Yayınevi: Dex Yayınları
Sayfa Sayısı: 420
Goodreads Puanı: 4.39 (58.433 oylama)
Seri: Lux #3
Çevirmen: Bilge Nihal Zileli Alkım
Hâlâ kendini beğenmiş öküzün teki olsa da artık Daemon'a direnmekten vazgeçtim çünkü, off... ona çılgınlar gibi âşığım.
Daemon'ın duygularından bir türlü emin olamıyordum ama son günlerde hiç tahmin etmediğim kadar ciddi olduğunu kanıtladı. Birlikte akıl almaz tehlikelerden geçmiş ve bölük pörçük ilişkimizi bir araya getirmeye kendimizi öyle kaptırmıştık ki... şey... ah tamam, söylüyorum işte: O yanımdayken tüm bedenimin
titremesini dindiremiyorum, birlikteyken adeta ateş alıyoruz.
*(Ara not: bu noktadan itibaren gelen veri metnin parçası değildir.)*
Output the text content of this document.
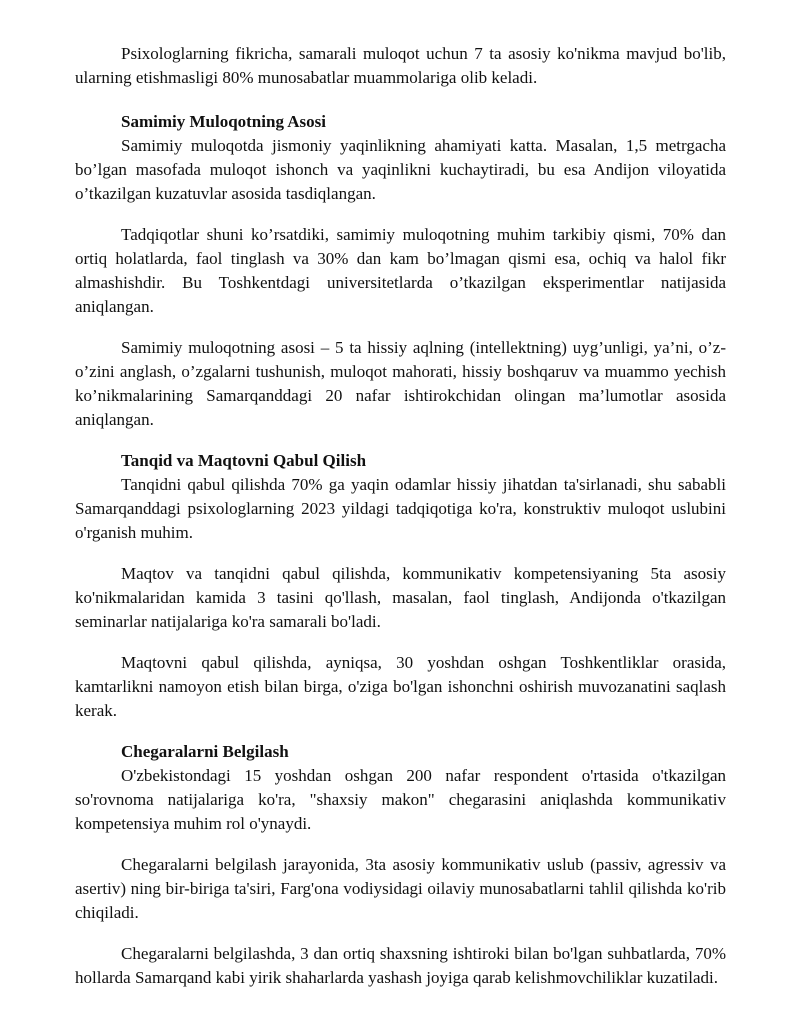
Psixologlarning fikricha, samarali muloqot uchun 7 ta asosiy ko'nikma mavjud bo'lib, ularning etishmasligi 80% munosabatlar muammolariga olib keladi.

Samimiy Muloqotning Asosi

Samimiy muloqotda jismoniy yaqinlikning ahamiyati katta. Masalan, 1,5 metrgacha bo’lgan masofada muloqot ishonch va yaqinlikni kuchaytiradi, bu esa Andijon viloyatida o’tkazilgan kuzatuvlar asosida tasdiqlangan.

Tadqiqotlar shuni ko’rsatdiki, samimiy muloqotning muhim tarkibiy qismi, 70% dan ortiq holatlarda, faol tinglash va 30% dan kam bo’lmagan qismi esa, ochiq va halol fikr almashishdir. Bu Toshkentdagi universitetlarda o’tkazilgan eksperimentlar natijasida aniqlangan.

Samimiy muloqotning asosi – 5 ta hissiy aqlning (intellektning) uyg’unligi, ya’ni, o’z-o’zini anglash, o’zgalarni tushunish, muloqot mahorati, hissiy boshqaruv va muammo yechish ko’nikmalarining Samarqanddagi 20 nafar ishtirokchidan olingan ma’lumotlar asosida aniqlangan.

Tanqid va Maqtovni Qabul Qilish

Tanqidni qabul qilishda 70% ga yaqin odamlar hissiy jihatdan ta'sirlanadi, shu sababli Samarqanddagi psixologlarning 2023 yildagi tadqiqotiga ko'ra, konstruktiv muloqot uslubini o'rganish muhim.

Maqtov va tanqidni qabul qilishda, kommunikativ kompetensiyaning 5ta asosiy ko'nikmalaridan kamida 3 tasini qo'llash, masalan, faol tinglash, Andijonda o'tkazilgan seminarlar natijalariga ko'ra samarali bo'ladi.

Maqtovni qabul qilishda, ayniqsa, 30 yoshdan oshgan Toshkentliklar orasida, kamtarlikni namoyon etish bilan birga, o'ziga bo'lgan ishonchni oshirish muvozanatini saqlash kerak.

Chegaralarni Belgilash

O'zbekistondagi 15 yoshdan oshgan 200 nafar respondent o'rtasida o'tkazilgan so'rovnoma natijalariga ko'ra, "shaxsiy makon" chegarasini aniqlashda kommunikativ kompetensiya muhim rol o'ynaydi.

Chegaralarni belgilash jarayonida, 3ta asosiy kommunikativ uslub (passiv, agressiv va asertiv) ning bir-biriga ta'siri, Farg'ona vodiysidagi oilaviy munosabatlarni tahlil qilishda ko'rib chiqiladi.

Chegaralarni belgilashda, 3 dan ortiq shaxsning ishtiroki bilan bo'lgan suhbatlarda, 70% hollarda Samarqand kabi yirik shaharlarda yashash joyiga qarab kelishmovchiliklar kuzatiladi.
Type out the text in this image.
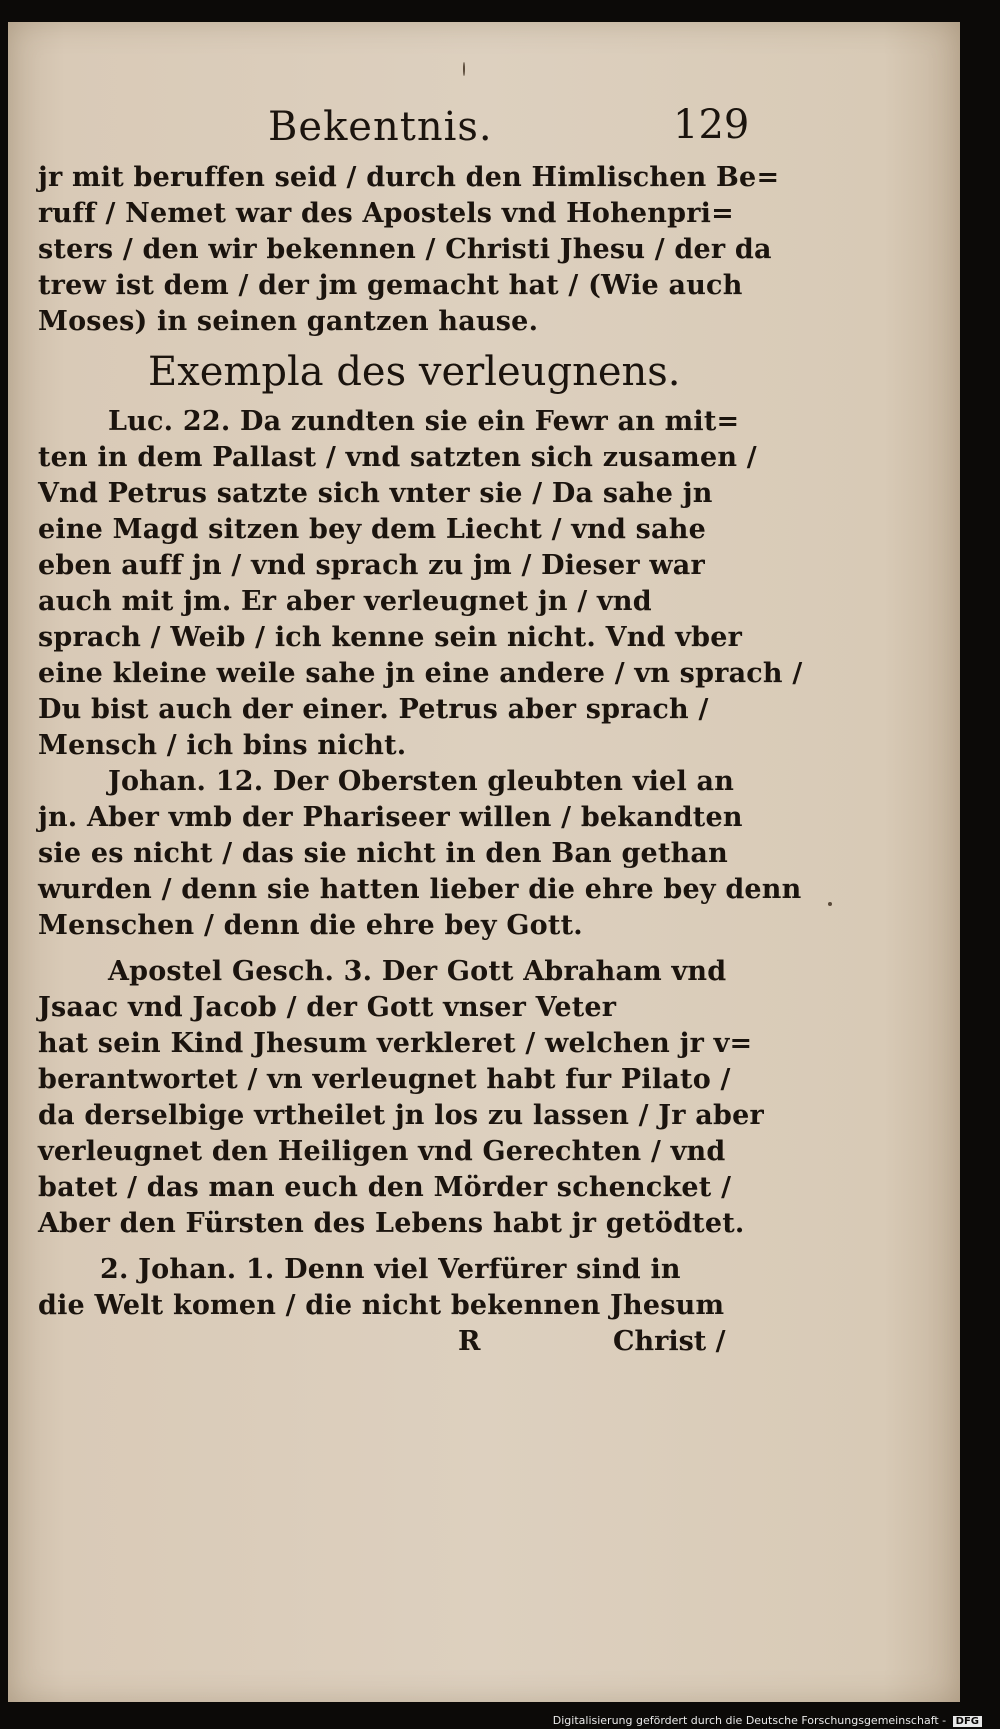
Bekentnis.	129
jr mit beruffen seid / durch den Himlischen Be=
ruff / Nemet war des Apostels vnd Hohenpri=
sters / den wir bekennen / Christi Jhesu / der da
trew ist dem / der jm gemacht hat / (Wie auch
Moses) in seinen gantzen hause.
Exempla des verleugnens.
Luc. 22. Da zundten sie ein Fewr an mit=
ten in dem Pallast / vnd satzten sich zusamen /
Vnd Petrus satzte sich vnter sie / Da sahe jn
eine Magd sitzen bey dem Liecht / vnd sahe
eben auff jn / vnd sprach zu jm / Dieser war
auch mit jm. Er aber verleugnet jn / vnd
sprach / Weib / ich kenne sein nicht. Vnd vber
eine kleine weile sahe jn eine andere / vn sprach /
Du bist auch der einer. Petrus aber sprach /
Mensch / ich bins nicht.
Johan. 12. Der Obersten gleubten viel an
jn. Aber vmb der Phariseer willen / bekandten
sie es nicht / das sie nicht in den Ban gethan
wurden / denn sie hatten lieber die ehre bey denn
Menschen / denn die ehre bey Gott.
Apostel Gesch. 3. Der Gott Abraham vnd
Jsaac vnd Jacob / der Gott vnser Veter
hat sein Kind Jhesum verkleret / welchen jr v=
berantwortet / vn verleugnet habt fur Pilato /
da derselbige vrtheilet jn los zu lassen / Jr aber
verleugnet den Heiligen vnd Gerechten / vnd
batet / das man euch den Mörder schencket /
Aber den Fürsten des Lebens habt jr getödtet.
2. Johan. 1. Denn viel Verfürer sind in
die Welt komen / die nicht bekennen Jhesum
R	Christ /
Digitalisierung gefördert durch die Deutsche Forschungsgemeinschaft - DFG
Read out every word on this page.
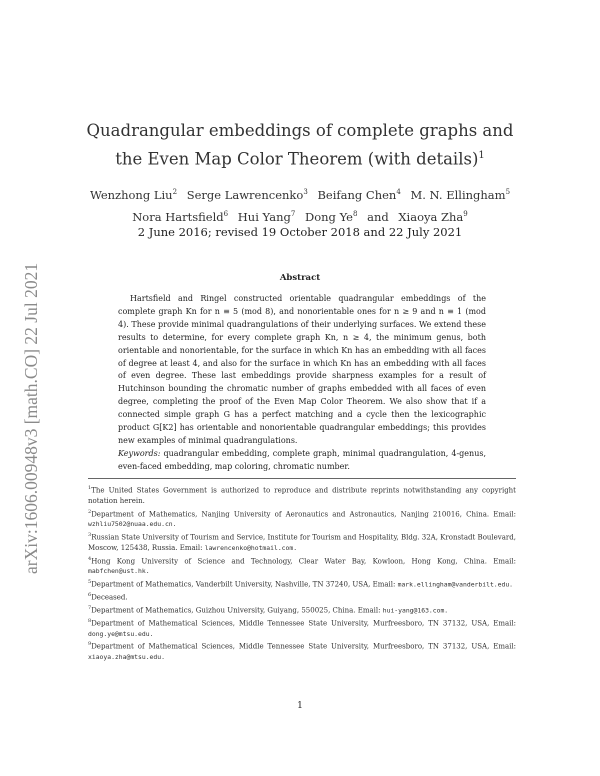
arXiv:1606.00948v3 [math.CO] 22 Jul 2021
Quadrangular embeddings of complete graphs and the Even Map Color Theorem (with details)$^1$
Wenzhong Liu$^2$ Serge Lawrencenko$^3$ Beifang Chen$^4$ M. N. Ellingham$^5$
Nora Hartsfield$^6$ Hui Yang$^7$ Dong Ye$^8$ and Xiaoya Zha$^9$
2 June 2016; revised 19 October 2018 and 22 July 2021
Abstract
Hartsfield and Ringel constructed orientable quadrangular embeddings of the complete graph Kn for n ≡ 5 (mod 8), and nonorientable ones for n ≥ 9 and n ≡ 1 (mod 4). These provide minimal quadrangulations of their underlying surfaces. We extend these results to determine, for every complete graph Kn, n ≥ 4, the minimum genus, both orientable and nonorientable, for the surface in which Kn has an embedding with all faces of degree at least 4, and also for the surface in which Kn has an embedding with all faces of even degree. These last embeddings provide sharpness examples for a result of Hutchinson bounding the chromatic number of graphs embedded with all faces of even degree, completing the proof of the Even Map Color Theorem. We also show that if a connected simple graph G has a perfect matching and a cycle then the lexicographic product G[K2] has orientable and nonorientable quadrangular embeddings; this provides new examples of minimal quadrangulations.
Keywords: quadrangular embedding, complete graph, minimal quadrangulation, 4-genus, even-faced embedding, map coloring, chromatic number.

$^1$The United States Government is authorized to reproduce and distribute reprints notwithstanding any copyright notation herein.

$^2$Department of Mathematics, Nanjing University of Aeronautics and Astronautics, Nanjing 210016, China. Email: wzhliu7502@nuaa.edu.cn.

$^3$Russian State University of Tourism and Service, Institute for Tourism and Hospitality, Bldg. 32A, Kronstadt Boulevard, Moscow, 125438, Russia. Email: lawrencenko@hotmail.com.

$^4$Hong Kong University of Science and Technology, Clear Water Bay, Kowloon, Hong Kong, China. Email: mabfchen@ust.hk.

$^5$Department of Mathematics, Vanderbilt University, Nashville, TN 37240, USA, Email: mark.ellingham@vanderbilt.edu.

$^6$Deceased.

$^7$Department of Mathematics, Guizhou University, Guiyang, 550025, China. Email: hui-yang@163.com.

$^8$Department of Mathematical Sciences, Middle Tennessee State University, Murfreesboro, TN 37132, USA, Email: dong.ye@mtsu.edu.

$^9$Department of Mathematical Sciences, Middle Tennessee State University, Murfreesboro, TN 37132, USA, Email: xiaoya.zha@mtsu.edu.

1
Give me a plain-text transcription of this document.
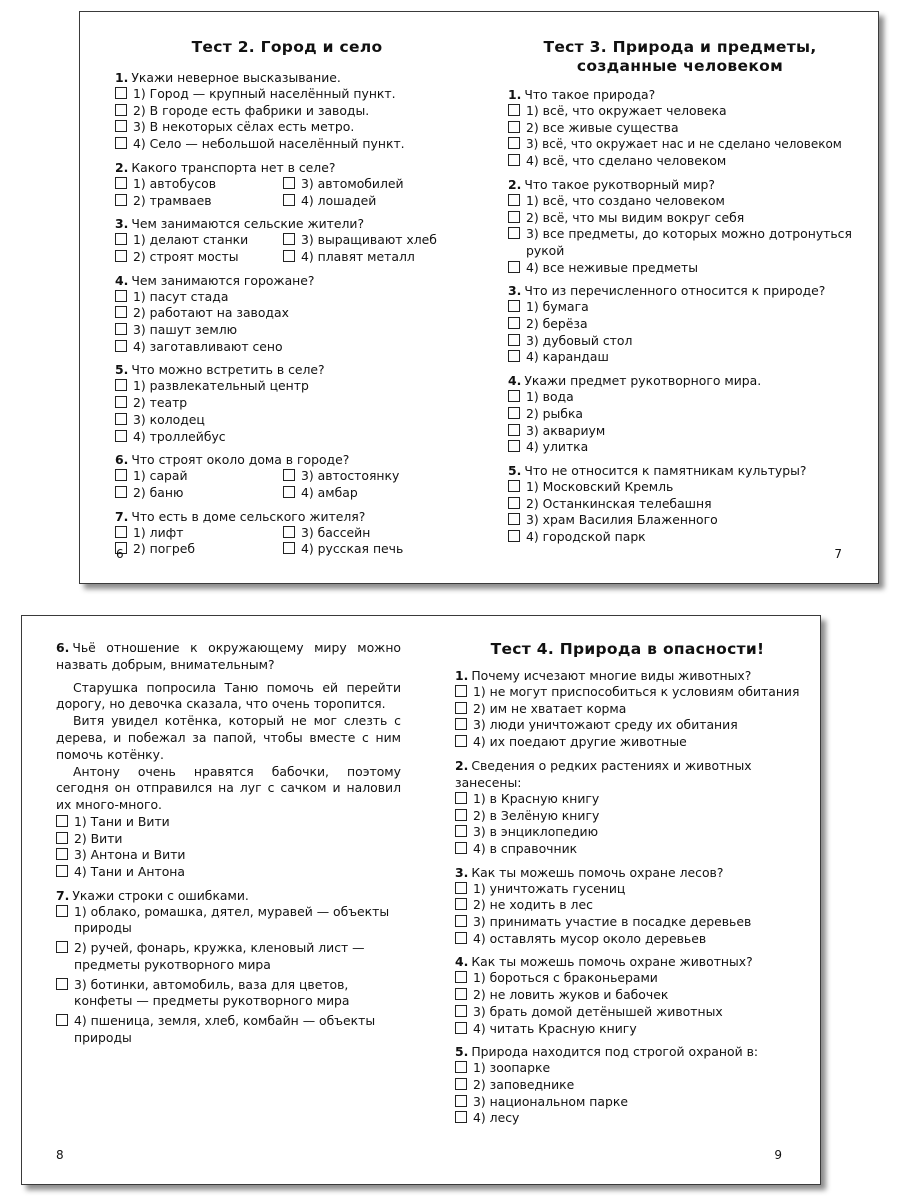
Тест 2. Город и село
1. Укажи неверное высказывание.
1) Город — крупный населённый пункт.
2) В городе есть фабрики и заводы.
3) В некоторых сёлах есть метро.
4) Село — небольшой населённый пункт.
2. Какого транспорта нет в селе?
1) автобусов	3) автомобилей
2) трамваев	4) лошадей
3. Чем занимаются сельские жители?
1) делают станки	3) выращивают хлеб
2) строят мосты	4) плавят металл
4. Чем занимаются горожане?
1) пасут стада
2) работают на заводах
3) пашут землю
4) заготавливают сено
5. Что можно встретить в селе?
1) развлекательный центр
2) театр
3) колодец
4) троллейбус
6. Что строят около дома в городе?
1) сарай	3) автостоянку
2) баню	4) амбар
7. Что есть в доме сельского жителя?
1) лифт	3) бассейн
2) погреб	4) русская печь
6
Тест 3. Природа и предметы,
созданные человеком
1. Что такое природа?
1) всё, что окружает человека
2) все живые существа
3) всё, что окружает нас и не сделано человеком
4) всё, что сделано человеком
2. Что такое рукотворный мир?
1) всё, что создано человеком
2) всё, что мы видим вокруг себя
3) все предметы, до которых можно дотронуться рукой
4) все неживые предметы
3. Что из перечисленного относится к природе?
1) бумага
2) берёза
3) дубовый стол
4) карандаш
4. Укажи предмет рукотворного мира.
1) вода
2) рыбка
3) аквариум
4) улитка
5. Что не относится к памятникам культуры?
1) Московский Кремль
2) Останкинская телебашня
3) храм Василия Блаженного
4) городской парк
7
6. Чьё отношение к окружающему миру можно назвать добрым, внимательным?
Старушка попросила Таню помочь ей перейти дорогу, но девочка сказала, что очень торопится.
Витя увидел котёнка, который не мог слезть с дерева, и побежал за папой, чтобы вместе с ним помочь котёнку.
Антону очень нравятся бабочки, поэтому сегодня он отправился на луг с сачком и наловил их много-много.
1) Тани и Вити
2) Вити
3) Антона и Вити
4) Тани и Антона
7. Укажи строки с ошибками.
1) облако, ромашка, дятел, муравей — объекты природы
2) ручей, фонарь, кружка, кленовый лист — предметы рукотворного мира
3) ботинки, автомобиль, ваза для цветов, конфеты — предметы рукотворного мира
4) пшеница, земля, хлеб, комбайн — объекты природы
8
Тест 4. Природа в опасности!
1. Почему исчезают многие виды животных?
1) не могут приспособиться к условиям обитания
2) им не хватает корма
3) люди уничтожают среду их обитания
4) их поедают другие животные
2. Сведения о редких растениях и животных занесены:
1) в Красную книгу
2) в Зелёную книгу
3) в энциклопедию
4) в справочник
3. Как ты можешь помочь охране лесов?
1) уничтожать гусениц
2) не ходить в лес
3) принимать участие в посадке деревьев
4) оставлять мусор около деревьев
4. Как ты можешь помочь охране животных?
1) бороться с браконьерами
2) не ловить жуков и бабочек
3) брать домой детёнышей животных
4) читать Красную книгу
5. Природа находится под строгой охраной в:
1) зоопарке
2) заповеднике
3) национальном парке
4) лесу
9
Ama bizim dışımızda bir sürü sorun var. Ne kadar uğraşırsa uğraşsın, ailesini koruyamıyor, ona yardım etmeliyim.
Yaşadıklarımdan sonra artık eski Katy değilim. Bambaşka biriyim, geleceğim öyle belirsiz
ki... Bizi sorunların çözümüne yaklaştıran her adım, aslında içinden çıkamayacağımız korkunç bir organizasyonun parçalarına götürüyor.
Ölümler hâlâ acı veriyor, yardımlar en beklenmeyenden geliyor ve dostlar en ölümcül düşmanlara dönüşüyorlar ama biz geri adım atmayacağız. Sonunda dünyamız sonsuza kadar paramparça olsa bile.
Birlikte güçlüyüz... ve onlar bunu biliyorlar.
Kimse Daemon Black kadar baştan çıkarıcı olamaz! Lux serisi, Obsidiyen ve Oniks'ten sonra OPAL ile ısınmaya devam ediyor!
BENİM YORUMUM
Selam!
Okulun ilk günü nasıldı?
Sizde de ders işlediler mi? Lütfen işlediler diyin de ben de mutlu olayım. :D
Okul zamanlarında üçer güne bir yorum gireceğim. Haberiniz olsun. :d
*İkinci kitabı okumayanlar için ağır spoiler içerir.*
İkinci kitabın sonunda bazı güzel şeyler olmuştu. Burada son dediğim şey Daemon'ın ağzından anlatılan yer.
Mesela Adam... Adam'ı sevmiştim. Andrew gibi fevri davranmıyordu, konuşmuyordu da pek. Ama ısınmıştım ona yani.
Ayrıca ikinci kitabın sonunda Dawson çıkagelmişti. Bu kitapta da Beth'i bulmaya çalışıyorlar.
Dee bu kitapta baya bir soğuk. Sevgilisinin ölmesinden olsa gerek. Ama en azından bu kadar soğuk olması gerekmezdi. Sürtükler kraliçesi Ash'le yakın arkadaş olması hiç mi hiç gerekmezdi.
*Opal'den spoiler*
Ve... Blake geri dönüyor. Yüzsüzlüğünü en üst seviyeye çıkartıp Daemon ve Kedicik'ten yardım istiyor. -şirifsiz-
Ayrıca, bu kitapta Luc adında bir melezle karşılaşıyoruz. Bizimkilere yardımcı oluyor. Köken'de bu karakteri baya bir okuyacağız.
*Bitti*
Kitabın içeriğiyle ilgili daha fazla ne söyleyebilirim bilmiyorum. Normalde bütün seriyi maksimum iki haftada silip süpüreceğimden eminim. Ama olmadı.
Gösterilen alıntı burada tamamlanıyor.